During the escrow period, there may be several inspections requested – from a general home inspection plus any number of additional inspections, such as sewer, chimney, mold, and roof. We will confirm any inspection days and times with you ahead of time and also add confirmed inspections to your property calendar for easy viewing.
Inspections the buyer chooses to conduct are paid for by the buyer. The general inspection usually takes 2 to 3 hours and is an overview of the condition of the property. It examines the essential systems and structural components, including the roof, electrical, plumbing, walls, ceilings, floors, foundation, fireplace, chimney, windows, attic, sinks, toilets, heating, air-conditioning, water heater, appliances, property interior & exterior. The resulting report provides an overall assessment of the property condition and will include suggestions for necessary repairs, upgrades and ongoing maintenance.
We will be there during all inspections. It is preferred that you are not present during inspections but available in case we need to call you with any questions.
Here are some suggestions to prepare for the home inspection:
Prior to the Inspection
- All services should be turned ON (including water, electric & gas)
- The following should be accessible:
- Under floor crawl space
- Heater(s) and Air-conditioners
- Electrical panel
- Gas meter
- Garage and all garage doors are operable and accessible
- Exterior of building (walkways clear, gates accessible)
- Pool and Pool Equipment
- Pets are not there or safely secured
- Documentation available (building plans, permits, warrantees, operating manuals), if possible
- If there are any instructions regarding the operation of specific equipment (i.e. swimming pool lights, alarm codes, etc.) please get us that information prior to the inspection date
- Ideally, all disclosures should be completed and returned, if possible.
Optimal Wishlist to Enhance the Outcome of the Inspection
If you are feeling ambitious, here are some considerations which may avoid a pricey Request For Repairs list from the buyer down the line.
- Heating/Cooling systems cleaned and serviced.
- Built-in appliances operable and clean. Verify that all the top elements on the range are working. Replace them if needed. Make sure all the oven fixtures work. Inspect the dishwasher particularly for door seal leaks.
- Exhaust fans operable and clean.
- Laundry dryer vent is operable and clean.
- Water heater strapped and installed correctly.
- Smoke detectors installed in correct locations.
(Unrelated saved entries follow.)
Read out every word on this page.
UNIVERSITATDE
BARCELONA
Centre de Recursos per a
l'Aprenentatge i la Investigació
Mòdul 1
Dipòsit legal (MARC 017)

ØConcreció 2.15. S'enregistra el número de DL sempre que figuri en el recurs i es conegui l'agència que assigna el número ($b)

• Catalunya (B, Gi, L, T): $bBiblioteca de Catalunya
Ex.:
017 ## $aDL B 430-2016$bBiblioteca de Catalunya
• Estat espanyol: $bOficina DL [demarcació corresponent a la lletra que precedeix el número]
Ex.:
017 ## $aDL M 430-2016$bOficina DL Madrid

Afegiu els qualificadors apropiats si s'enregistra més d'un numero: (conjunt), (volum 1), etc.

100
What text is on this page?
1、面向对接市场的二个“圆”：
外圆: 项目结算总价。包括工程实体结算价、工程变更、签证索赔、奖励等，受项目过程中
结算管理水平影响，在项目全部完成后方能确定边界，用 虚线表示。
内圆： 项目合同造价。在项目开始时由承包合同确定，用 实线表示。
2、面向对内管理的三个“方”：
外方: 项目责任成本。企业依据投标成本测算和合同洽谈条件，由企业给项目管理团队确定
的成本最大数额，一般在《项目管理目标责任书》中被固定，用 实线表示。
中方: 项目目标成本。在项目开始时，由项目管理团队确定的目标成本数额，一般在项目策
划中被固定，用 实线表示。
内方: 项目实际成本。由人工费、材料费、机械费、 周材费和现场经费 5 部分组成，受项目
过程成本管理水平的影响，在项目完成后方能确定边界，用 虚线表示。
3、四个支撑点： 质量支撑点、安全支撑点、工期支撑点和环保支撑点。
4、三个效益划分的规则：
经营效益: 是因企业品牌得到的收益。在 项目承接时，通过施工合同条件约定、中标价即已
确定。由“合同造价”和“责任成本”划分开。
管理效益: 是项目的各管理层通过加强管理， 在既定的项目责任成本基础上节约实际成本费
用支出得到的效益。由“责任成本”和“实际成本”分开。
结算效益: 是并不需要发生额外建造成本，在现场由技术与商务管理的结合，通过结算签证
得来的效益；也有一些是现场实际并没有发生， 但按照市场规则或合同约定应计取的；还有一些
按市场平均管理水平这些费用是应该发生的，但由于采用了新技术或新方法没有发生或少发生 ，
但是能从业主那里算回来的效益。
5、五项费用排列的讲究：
- Gutters and downspouts repaired and cleared of debris. Repair sagging or bent gutters and leaking joints. Check to make sure downspouts are draining properly. Divert water away from the house. “Ponding” water from improper downspout run off is a major cause of flooding in a crawl space.
- Chimney(s) cleaned.
- Roof. Replace missing shingles or repair damaged flashing. Remove or trim back any tree branches that extend over, or near to, the roof.
- Crawl Space. Remove all storage around the access hole. Remove all wood scrap, cardboard and other debris. Any fallen insulation should be repaired or replaced. Check for any obvious leaks at traps and toilets. Check to make sure that all ventilation holes are clear and have not been covered.
- Windows and doors working and broken parts repaired.
- Attic. Check to make sure that exhaust fans do not vent into the attic. Also look for signs of roof leakage. Clear anything that is blocking ventilation.
- Toilets are frequently loose. Tighten the bolts that hold it down (Not too tight, though).
- Inspectors check for leaks, clogs and water pressure by running multiple faucets, flushing toilets and testing appliances like washing machines and dishwashers. Fix leaks and clogs well before an inspection. Caulk where necessary. There are two areas of concern in the tub and shower area; where the vinyl flooring meets the tub or shower, and between the tiles. The breakdown of proper caulking is the major cause of rot in the sub-floor and wall structure surrounds.
- Handle any issues that you know are in need of repair or that are obviously a problem.
Repairing items now eliminates buyer’s objections before they arise. If you think something is too much trouble to fix, the buyer will too. Buyers tend to think repairs will cost more than they do, so the ordinary rule-of-thumb is to repair any defects now at a nominal cost, as opposed to later at the buyer’s perceived higher cost.